Background and aim: Within the gastrointestinal tract, vagal afferents regulate satiety and food intake via chemical and mechanical mechanisms. Cysteinyl Leukotrienes (CysLTs) are lipid mediators that are believed to regulate food intake and body weight. However, the involvement of vagal afferents in this effect remains to be established. Conversely, Glucagon like peptide-1 (GLP-1) is a satiety and incretin peptide hormone. The effect of obesity on GLP-1 mediated gut-brain signaling has yet to be investigated. Since intestinal vagal afferents’ activity is reduced during obesity, it is intriguing to investigate their responses to GLP-1 in such conditions.
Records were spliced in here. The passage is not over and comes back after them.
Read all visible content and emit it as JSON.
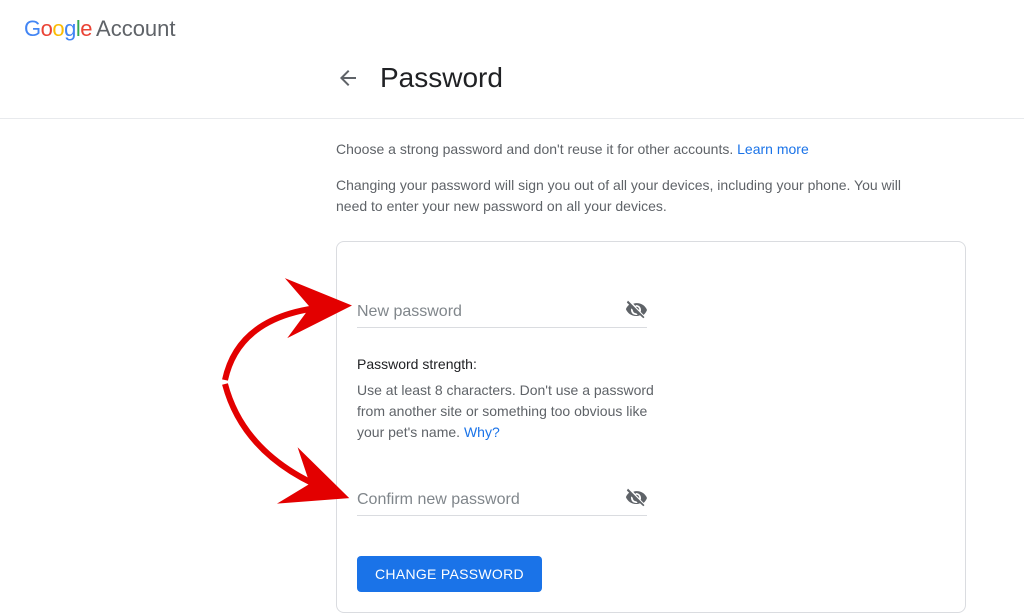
{
  "header": {
    "logo_letters": [
      "G",
      "o",
      "o",
      "g",
      "l",
      "e"
    ],
    "account_label": "Account"
  },
  "title_bar": {
    "page_title": "Password"
  },
  "instructions": {
    "line1": "Choose a strong password and don't reuse it for other accounts. ",
    "learn_more": "Learn more",
    "line2": "Changing your password will sign you out of all your devices, including your phone. You will need to enter your new password on all your devices."
  },
  "fields": {
    "new_password_placeholder": "New password",
    "confirm_placeholder": "Confirm new password"
  },
  "strength": {
    "title": "Password strength:",
    "body": "Use at least 8 characters. Don't use a password from another site or something too obvious like your pet's name. ",
    "why": "Why?"
  },
  "actions": {
    "change_password": "Change Password"
  }
}
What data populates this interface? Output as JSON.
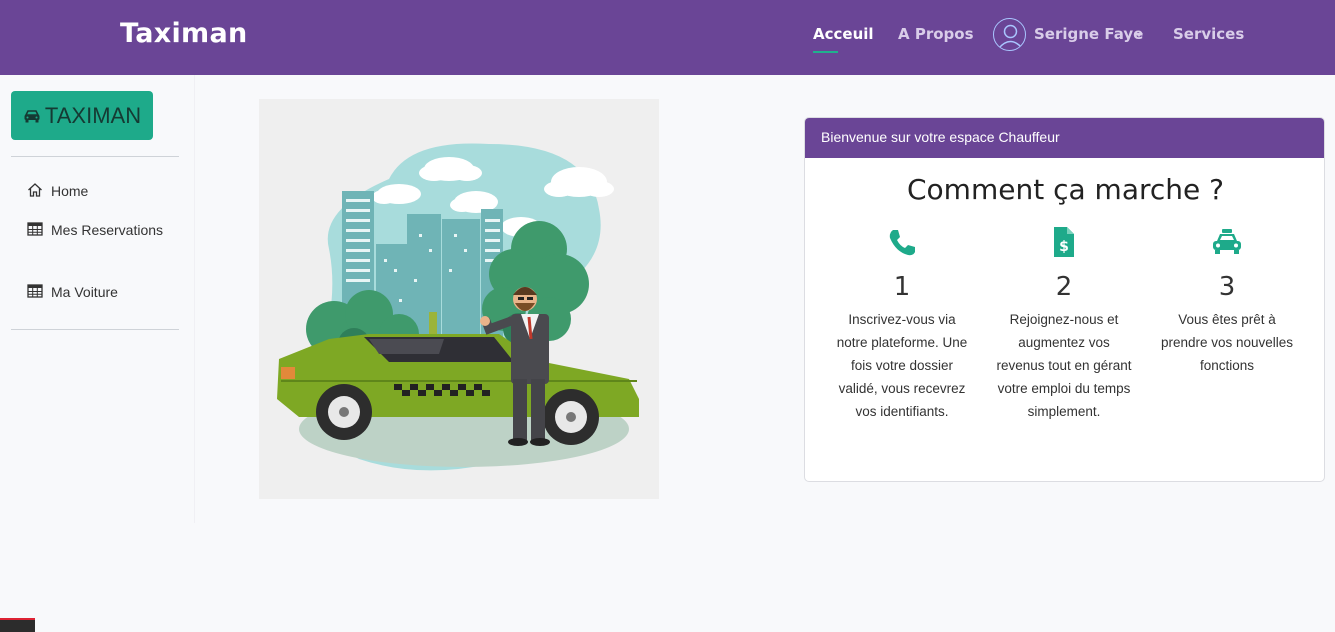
{
  "navbar": {
    "brand": "Taximan",
    "links": [
      {
        "label": "Acceuil",
        "active": true
      },
      {
        "label": "A Propos",
        "active": false
      },
      {
        "label": "Serigne Faye",
        "active": false
      },
      {
        "label": "Services",
        "active": false
      }
    ]
  },
  "sidebar": {
    "brand_label": "TAXIMAN",
    "items": [
      {
        "label": "Home",
        "icon": "home-icon"
      },
      {
        "label": "Mes Reservations",
        "icon": "table-icon"
      },
      {
        "label": "Ma Voiture",
        "icon": "table-icon"
      }
    ]
  },
  "card": {
    "header": "Bienvenue sur votre espace Chauffeur",
    "title": "Comment ça marche ?",
    "steps": [
      {
        "num": "1",
        "icon": "phone-icon",
        "text": "Inscrivez-vous via notre plateforme. Une fois votre dossier validé, vous recevrez vos identifiants."
      },
      {
        "num": "2",
        "icon": "invoice-dollar-icon",
        "text": "Rejoignez-nous et augmentez vos revenus tout en gérant votre emploi du temps simplement."
      },
      {
        "num": "3",
        "icon": "taxi-icon",
        "text": "Vous êtes prêt à prendre vos nouvelles fonctions"
      }
    ]
  },
  "colors": {
    "primary": "#6a4596",
    "accent": "#1eaa8a"
  }
}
Methods: Extracellular recordings were performed on intestinal afferents from normal C57Bl6, low fat fed (LFF), and high fat fed (HFF) mice. To examine the effect on neuronal calcium signaling, calcium-imaging experiments were performed on isolated nodose ganglion neurons. Food intake experiments were conducted using LFF and HFF mice. Oral glucose tolerance tests (OGTT) were carried out. Whole cell patch clamp recordings were performed on nodose ganglion neurons from A) normal C57Bl mice to test the effect of CysLTs on membrane excitability, B) LFF and HFF mice to examine GLP-1 effect on membrane excitability during obesity. c-Fos immunohistochemical techniques were performed to measure the level of neuronal activation in the brainstem of both LFF and HFF mice in response to Ex-4. Results: CysLTs increased intestinal afferent firing rate and mechanosensitivity. In single nodose neuron experiments, CysLTs increased excitability. The GLP-1 agonist Ex-4 significantly decreased food intake in LFF but not HFF mice. However, Ex-4 markedly attenuated the rise in blood glucose in both LFF and HFF mice. The observed increase in nerve firing and mechanosensitivity following the application of GLP-1 and Ex-4 was abolished in HFF mice. Cell membrane excitability was significantly increased by Ex-4 in nodose from LFF but not HFF mice. Ex-4 significantly increased the number of activated neurons in the NTS area of LFF mice but not in their HFF counterparts. Conclusion: The previous observations indicate that the role CysLTs play in regulating satiety is likely to be vagally mediated. Also that satiety, but not incretin, effects of GLP-1 are impaired during obesity.